BACKGROUND: The prognostic utility of cardiopulmonary exercise testing (CPET) in heart failure (HF) is well established; however, whether optimal CPET parameter thresholds differ across HF etiologies remains unclear. This systematic review aimed to determine how CPET-derived parameters and their prognostic threshold values differ, and their association with adverse outcomes, in patients with ischemic vs nonischemic cardiomyopathy. METHODS: Eligible studies assessed adult HF patients and reported outcomes of all-cause mortality, left ventricular assist device implantation, heart transplantation, or hospitalization. CPET parameters and associated threshold values were extracted, and risk of bias was assessed using the Joanna Briggs Institute checklist for cohort studies. RESULTS: Four studies comprising 491 ischemic and 218 nonischemic HF patients were included. Peak oxygen consumption (pVO(2)) was the only CPET parameter unanimously reported. In ischemic HF, the optimal pVO(2) thresholds, in mL/kg/min, were ≤ 14.10 (hazard ratio [HR] 3.3; confidence interval [CI]: 1.9-5.8), ≤ 10.0 (HR 0.76; CI: 0.59-0.98), ≤ 15.20, and ≤ 14.0 (used in one study as a guideline comparator), yielding a mean threshold of ≤ 13.33 mL/kg/min ( ± 2.28). In nonischemic HF, optimal thresholds in mL/kg/min were ≤ 14.60 (HR 4.30 [CI: 2.10-8.90]) and ≤ 14.0, yielding a mean of ≤ 14.30 mL/kg/min ( ± 0.42). CONCLUSIONS: Significant heterogeneity was present in study design, patient populations, and CPET variables assessed. The few consistently assessed prognostic thresholds were similar across HF etiologies. Peak oxygen consumption (pVO(2)) remains a robust prognostic marker in both ischemic and nonischemic cardiomyopathy.
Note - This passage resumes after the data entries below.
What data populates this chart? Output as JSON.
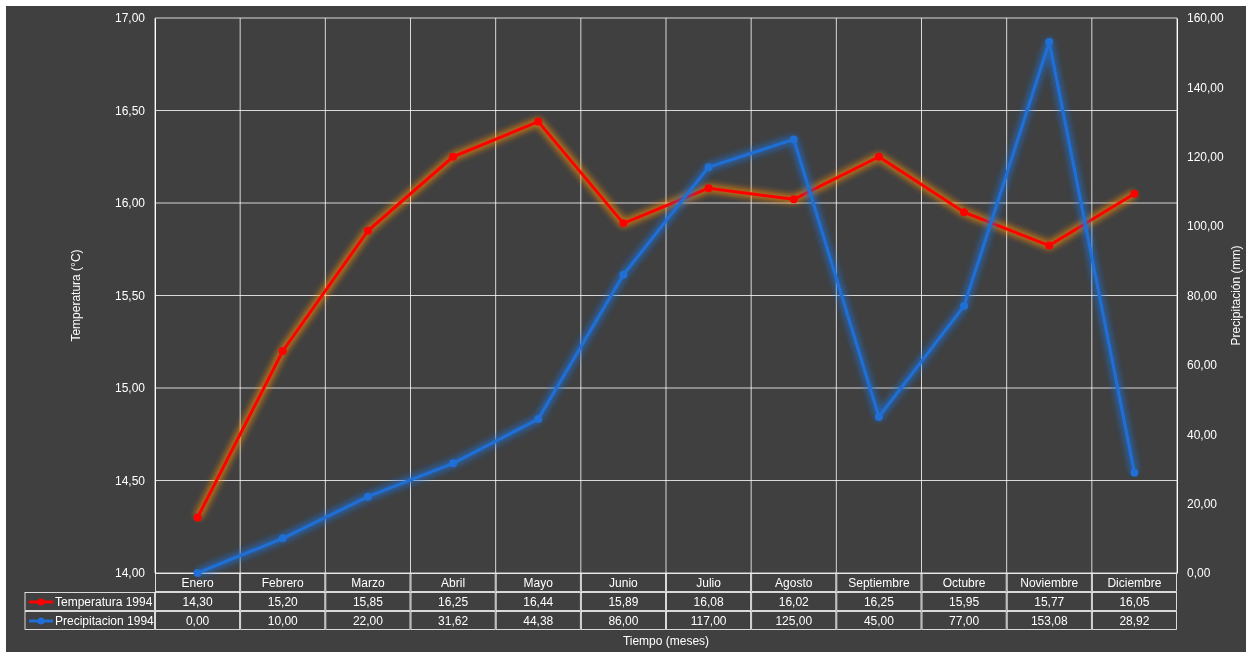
{
  "chart_data": {
    "type": "line",
    "xlabel": "Tiempo (meses)",
    "ylabel": "Temperatura (°C)",
    "y2label": "Precipitación (mm)",
    "categories": [
      "Enero",
      "Febrero",
      "Marzo",
      "Abril",
      "Mayo",
      "Junio",
      "Julio",
      "Agosto",
      "Septiembre",
      "Octubre",
      "Noviembre",
      "Diciembre"
    ],
    "series": [
      {
        "name": "Temperatura 1994",
        "color": "#ff0000",
        "values": [
          14.3,
          15.2,
          15.85,
          16.25,
          16.44,
          15.89,
          16.08,
          16.02,
          16.25,
          15.95,
          15.77,
          16.05
        ],
        "value_labels": [
          "14,30",
          "15,20",
          "15,85",
          "16,25",
          "16,44",
          "15,89",
          "16,08",
          "16,02",
          "16,25",
          "15,95",
          "15,77",
          "16,05"
        ]
      },
      {
        "name": "Precipitacion 1994",
        "color": "#1f6fd6",
        "axis": "y2",
        "values": [
          0,
          10,
          22,
          31.62,
          44.38,
          86,
          117,
          125,
          45,
          77,
          153.08,
          28.92
        ],
        "value_labels": [
          "0,00",
          "10,00",
          "22,00",
          "31,62",
          "44,38",
          "86,00",
          "117,00",
          "125,00",
          "45,00",
          "77,00",
          "153,08",
          "28,92"
        ]
      }
    ],
    "ylim": [
      14,
      17
    ],
    "yticks": [
      {
        "value": 14,
        "label": "14,00"
      },
      {
        "value": 14.5,
        "label": "14,50"
      },
      {
        "value": 15,
        "label": "15,00"
      },
      {
        "value": 15.5,
        "label": "15,50"
      },
      {
        "value": 16,
        "label": "16,00"
      },
      {
        "value": 16.5,
        "label": "16,50"
      },
      {
        "value": 17,
        "label": "17,00"
      }
    ],
    "y2lim": [
      0,
      160
    ],
    "y2ticks": [
      {
        "value": 0,
        "label": "0,00"
      },
      {
        "value": 20,
        "label": "20,00"
      },
      {
        "value": 40,
        "label": "40,00"
      },
      {
        "value": 60,
        "label": "60,00"
      },
      {
        "value": 80,
        "label": "80,00"
      },
      {
        "value": 100,
        "label": "100,00"
      },
      {
        "value": 120,
        "label": "120,00"
      },
      {
        "value": 140,
        "label": "140,00"
      },
      {
        "value": 160,
        "label": "160,00"
      }
    ],
    "grid": true,
    "legend": "bottom",
    "marker": "circle",
    "line_style": "solid"
  }
}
Although patients with ischemic cardiomyopathy generally have worse clinical profiles, this review suggests that no meaningful differences occur in a few key CPET prognostic thresholds, namely pVO(2), across etiologies. These findings support continued use of established guideline-recommended thresholds for risk stratification, irrespective of HF subtype, but require further confirmation.